Ses pensées dérivèrent involontairement vers une vieille photo encadrée qui trônait encore sur une étagère. Sur la photo, Victoria et Alexey étaient jeunes et heureux, fraîchement revenus de leur lune de miel. Elle grimaça et retourna le cadre face cachée. « Assez de vivre dans le passé, » se dit-elle fermement.

Il s’était déjà écoulé quinze ans depuis ce jour fatidique où Alexey avait disparu de sa vie – sans explications, sans avertissements. Victoria se rappelait encore chaque détail de ce matin-là. Il s’était levé tôt, comme toujours, lui avait embrassé la joue et dit : « Je rentrerai tard ce soir ; ne m’attends pas pour le dîner. »
Ce furent ses derniers mots. Elle ne le revit jamais. D’abord, elle fut perdue : elle appela tous ses amis et connaissances, mais personne n’en savait rien. C’était comme si Alexey s’était volatilisé, sans laisser de trace, comme s’il n’avait jamais existé.

Plus tard, les papiers de divorce arrivèrent. Il avait agi par l’intermédiaire d’un avocat, ne prenant même pas la peine de la rencontrer en personne. Ce n’est que bien plus tard que Victoria se rendit compte de combien elle connaissait peu son mari. Il était apparu de nulle part, l’avait courtisée avec éclat, avait été attentif et prévenant, mais il parlait rarement de son passé, déviant souvent les questions sérieuses par des plaisanteries. Et, aveuglée par ses émotions, elle n’avait pas remarqué les signes avant-coureurs.

Un appel téléphonique la tira de ses souvenirs. C’était Elena Sergeevna, qui lui rappelait le jeune jardinier.
« Oui, qu’il vienne demain à dix heures, » répondit Victoria après une brève pause.

Le lendemain matin, elle attendit son invité dans son bureau à domicile. Exactement à dix heures, la sonnette retentit.

Un jeune homme grand et en forme, à la posture assurée et au regard calme mais attentif, se tenait sur le seuil.
« Bonjour, je m’appelle Kirill. Elena Sergeevna m’a dit que vous pourriez avoir besoin d’un jardinier, » dit-il en hochant légèrement la tête.

Victoria le conduisit autour de la propriété, lui montrant l’ampleur des travaux. Kirill se déplaça sans hâte, examinant minutieusement chaque recoin du terrain, prenant des notes dans un petit carnet et posant des questions précises et professionnelles.
« Il y a beaucoup à faire, mais rien d’impossible. En deux ou trois mois, nous pourrons remettre tout en parfait ordre, » résuma-t-il après la visite.

Sa confiance était contagieuse, et Victoria sentit immédiatement qu’elle avait fait le bon choix.

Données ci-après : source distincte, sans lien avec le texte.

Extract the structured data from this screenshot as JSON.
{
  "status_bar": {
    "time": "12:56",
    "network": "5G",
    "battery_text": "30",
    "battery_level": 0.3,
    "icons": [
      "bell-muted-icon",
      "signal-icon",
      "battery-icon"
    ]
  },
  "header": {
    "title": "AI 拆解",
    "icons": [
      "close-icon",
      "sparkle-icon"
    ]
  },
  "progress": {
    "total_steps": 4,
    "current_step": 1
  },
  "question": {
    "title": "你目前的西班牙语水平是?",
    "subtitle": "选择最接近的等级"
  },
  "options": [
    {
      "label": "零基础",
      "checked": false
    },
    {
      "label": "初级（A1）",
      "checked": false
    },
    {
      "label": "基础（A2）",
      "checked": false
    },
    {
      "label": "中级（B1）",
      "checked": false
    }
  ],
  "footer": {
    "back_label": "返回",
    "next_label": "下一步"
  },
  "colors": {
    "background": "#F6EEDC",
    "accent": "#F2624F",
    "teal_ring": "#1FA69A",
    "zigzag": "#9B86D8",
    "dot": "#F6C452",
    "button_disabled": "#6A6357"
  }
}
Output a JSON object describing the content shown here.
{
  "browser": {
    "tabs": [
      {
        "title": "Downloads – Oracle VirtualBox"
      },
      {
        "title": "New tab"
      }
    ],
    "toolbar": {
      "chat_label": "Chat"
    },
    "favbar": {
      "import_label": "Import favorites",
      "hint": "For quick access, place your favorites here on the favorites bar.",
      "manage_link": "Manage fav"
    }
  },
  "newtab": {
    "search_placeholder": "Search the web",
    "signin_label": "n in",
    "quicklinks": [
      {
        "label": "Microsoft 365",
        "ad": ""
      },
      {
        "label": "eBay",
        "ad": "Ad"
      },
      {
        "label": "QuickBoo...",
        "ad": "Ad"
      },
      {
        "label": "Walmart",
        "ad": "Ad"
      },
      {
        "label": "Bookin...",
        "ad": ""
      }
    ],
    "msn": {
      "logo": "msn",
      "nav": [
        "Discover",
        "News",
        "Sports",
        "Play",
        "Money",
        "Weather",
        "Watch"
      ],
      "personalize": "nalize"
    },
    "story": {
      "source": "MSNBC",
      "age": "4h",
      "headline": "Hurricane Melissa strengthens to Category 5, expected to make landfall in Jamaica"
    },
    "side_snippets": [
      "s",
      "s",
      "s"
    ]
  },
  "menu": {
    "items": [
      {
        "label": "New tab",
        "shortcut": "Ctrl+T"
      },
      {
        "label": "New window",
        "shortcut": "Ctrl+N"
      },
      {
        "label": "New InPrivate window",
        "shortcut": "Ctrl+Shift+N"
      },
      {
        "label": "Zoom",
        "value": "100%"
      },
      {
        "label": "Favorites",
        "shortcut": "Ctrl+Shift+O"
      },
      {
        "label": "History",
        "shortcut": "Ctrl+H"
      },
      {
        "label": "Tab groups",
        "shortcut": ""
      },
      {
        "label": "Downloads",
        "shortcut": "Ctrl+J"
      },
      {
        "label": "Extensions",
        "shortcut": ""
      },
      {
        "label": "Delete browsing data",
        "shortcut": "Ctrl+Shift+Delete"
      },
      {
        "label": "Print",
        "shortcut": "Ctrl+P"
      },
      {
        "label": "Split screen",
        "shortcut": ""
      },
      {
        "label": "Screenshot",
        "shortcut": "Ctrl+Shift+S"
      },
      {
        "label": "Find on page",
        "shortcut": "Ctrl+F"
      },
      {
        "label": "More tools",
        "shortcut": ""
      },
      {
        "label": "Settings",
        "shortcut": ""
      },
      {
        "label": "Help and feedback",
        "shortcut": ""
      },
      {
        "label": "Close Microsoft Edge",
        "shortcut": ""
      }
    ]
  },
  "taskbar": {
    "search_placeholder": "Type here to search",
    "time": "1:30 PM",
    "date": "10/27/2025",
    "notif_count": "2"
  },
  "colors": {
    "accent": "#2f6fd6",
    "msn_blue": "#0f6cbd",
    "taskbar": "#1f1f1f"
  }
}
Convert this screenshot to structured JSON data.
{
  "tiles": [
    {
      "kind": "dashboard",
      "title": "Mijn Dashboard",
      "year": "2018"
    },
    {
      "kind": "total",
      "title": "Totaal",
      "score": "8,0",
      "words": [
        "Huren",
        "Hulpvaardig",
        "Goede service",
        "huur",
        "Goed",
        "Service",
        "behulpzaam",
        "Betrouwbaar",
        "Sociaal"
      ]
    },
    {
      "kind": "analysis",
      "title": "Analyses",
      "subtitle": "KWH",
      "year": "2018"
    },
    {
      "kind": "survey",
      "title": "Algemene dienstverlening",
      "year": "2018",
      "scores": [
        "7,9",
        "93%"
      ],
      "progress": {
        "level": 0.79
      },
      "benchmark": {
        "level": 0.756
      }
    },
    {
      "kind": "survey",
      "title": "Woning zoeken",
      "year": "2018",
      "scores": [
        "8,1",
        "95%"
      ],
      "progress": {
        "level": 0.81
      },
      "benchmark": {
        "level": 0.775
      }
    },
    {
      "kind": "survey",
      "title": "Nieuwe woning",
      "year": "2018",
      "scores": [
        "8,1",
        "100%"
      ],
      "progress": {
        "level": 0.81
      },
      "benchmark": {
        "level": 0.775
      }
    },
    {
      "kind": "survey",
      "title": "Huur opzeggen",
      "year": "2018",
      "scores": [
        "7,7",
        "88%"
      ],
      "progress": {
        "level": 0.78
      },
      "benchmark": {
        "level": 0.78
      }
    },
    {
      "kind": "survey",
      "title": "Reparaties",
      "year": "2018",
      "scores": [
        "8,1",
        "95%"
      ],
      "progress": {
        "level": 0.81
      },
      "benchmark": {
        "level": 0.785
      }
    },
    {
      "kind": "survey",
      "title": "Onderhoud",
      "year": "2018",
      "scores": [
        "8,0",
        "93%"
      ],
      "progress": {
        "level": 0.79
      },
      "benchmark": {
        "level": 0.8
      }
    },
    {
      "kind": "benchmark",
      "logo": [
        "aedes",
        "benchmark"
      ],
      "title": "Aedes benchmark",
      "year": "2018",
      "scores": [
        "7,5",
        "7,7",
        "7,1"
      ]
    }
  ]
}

Ils discutèrent des détails, et Kirill commença le travail dès le lendemain matin.

Elle l’observait souvent depuis la fenêtre de son bureau. Il y avait quelque chose d’hypnotisant dans la manière dont il travaillait : chaque geste était délibéré, sans précipitation inutile ni chaos. C’était comme s’il savait sentir la nature et comprenait comment collaborer avec elle.

Peu à peu, le jardin changea. Les mauvaises herbes épaisses disparurent, des allées bien délimitées firent leur apparition et, à la place des arbustes indisciplinés, de jolis parterres fleuris prirent forme. Kirill travaillait du petit matin jusqu’au soir, ne prenant qu’une courte pause pour le déjeuner. Au fil du temps, Victoria s’habitua à sa présence constante. Parfois, ils bavardaient – de plantes, de la météo, de littérature. Il s’avéra que Kirill n’était pas seulement un excellent spécialiste, mais aussi un interlocuteur intéressant.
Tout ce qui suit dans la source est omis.